Dense Correctional Facility Populations and the
Key Role of RTLS in Safety
Across Asia Pacific, the corrections system spans federal and state prisons, local jails, juvenile detention centres and other related facilities. There’s no one type of correctional facility, just as there’s no one way to generalize a given facility’s population. But in densely packed facilities where tensions can run high and violent interactions are a risk for both inmates and staff, safety enhancements to reduce violence can be the difference between life and death.
That’s why an accurate and fast real-time locating system (RTLS) is so critical in the corrections environment. But the environment itself—the facility’s physical makeup—can pose problems that some traditional RTLS technology just can’t solve. That’s where we come in.
Corrections Facilities are Complex Physical Environments
At Actall, we often discuss facilities in terms of their complexity. In the case of corrections, that means acknowledging the impact that the facility design has on duress or alarm signal propagation. Factors include extremely dense building materials such as reinforced concrete floors and thick walls, as well as layouts that include winding corridors, tunnels, firewalls, stairwells, industrial kitchens and laundries. When seconds count, it’s of the utmost importance that signals are able to travel quickly to the designated head-end receiver with precise-as-possible location data.
We solve for these issues with dual-band technology, precise RSSI tuning and granularity down to an individual cell—using pings and signals that are strong enough to travel long distances and nuanced enough to be easily distinguished from any competing signals or interference in a facility.
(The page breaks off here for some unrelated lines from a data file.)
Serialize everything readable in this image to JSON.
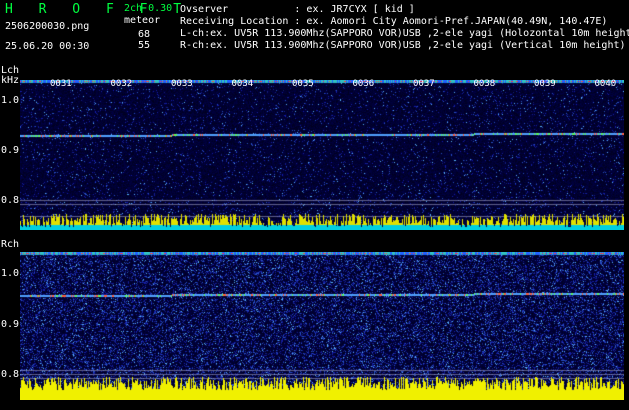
{
  "header": {
    "brand": "H R O F F T",
    "ch_label": "2ch 0.30",
    "filename": "2506200030.png",
    "meteor_label": "meteor",
    "datetime": "25.06.20 00:30",
    "meteor_l": "68",
    "meteor_r": "55",
    "observer_line": "Ovserver           : ex. JR7CYX [ kid ]",
    "location_line": "Receiving Location : ex. Aomori City Aomori-Pref.JAPAN(40.49N, 140.47E)",
    "lch_line": "L-ch:ex. UV5R 113.900Mhz(SAPPORO VOR)USB ,2-ele yagi (Holozontal 10m height)",
    "rch_line": "R-ch:ex. UV5R 113.900Mhz(SAPPORO VOR)USB ,2-ele yagi (Vertical 10m height)"
  },
  "time_ticks": [
    "0031",
    "0032",
    "0033",
    "0034",
    "0035",
    "0036",
    "0037",
    "0038",
    "0039",
    "0040"
  ],
  "lch": {
    "channel_label": "Lch",
    "unit_label": "kHz",
    "y_ticks": [
      "1.0",
      "0.9",
      "0.8"
    ]
  },
  "rch": {
    "channel_label": "Rch",
    "y_ticks": [
      "1.0",
      "0.9",
      "0.8"
    ]
  },
  "colors": {
    "header_green": "#00ff40",
    "bg_noise_dark": "#000040",
    "signal_line": "#40a0ff",
    "meteor_bar": "#ffff00",
    "meteor_base": "#00ffff"
  }
}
Tracking Is About More Than Staff and Inmate Safety
Highly accurate tracking to promote safety and enhance intervention techniques is of primary importance among our corrections clients. But at Actall, we see a future in which RTLS isn’t used merely to track or count individuals. When corrections officers and staff can see inmates performing their roles, staying out of trouble or exhibiting positive behaviours as indicated by their movements and participation in the facility, corrections staff will be able to appropriately reward those individuals—potentially leading to positive behaviour change and long-term outcomes.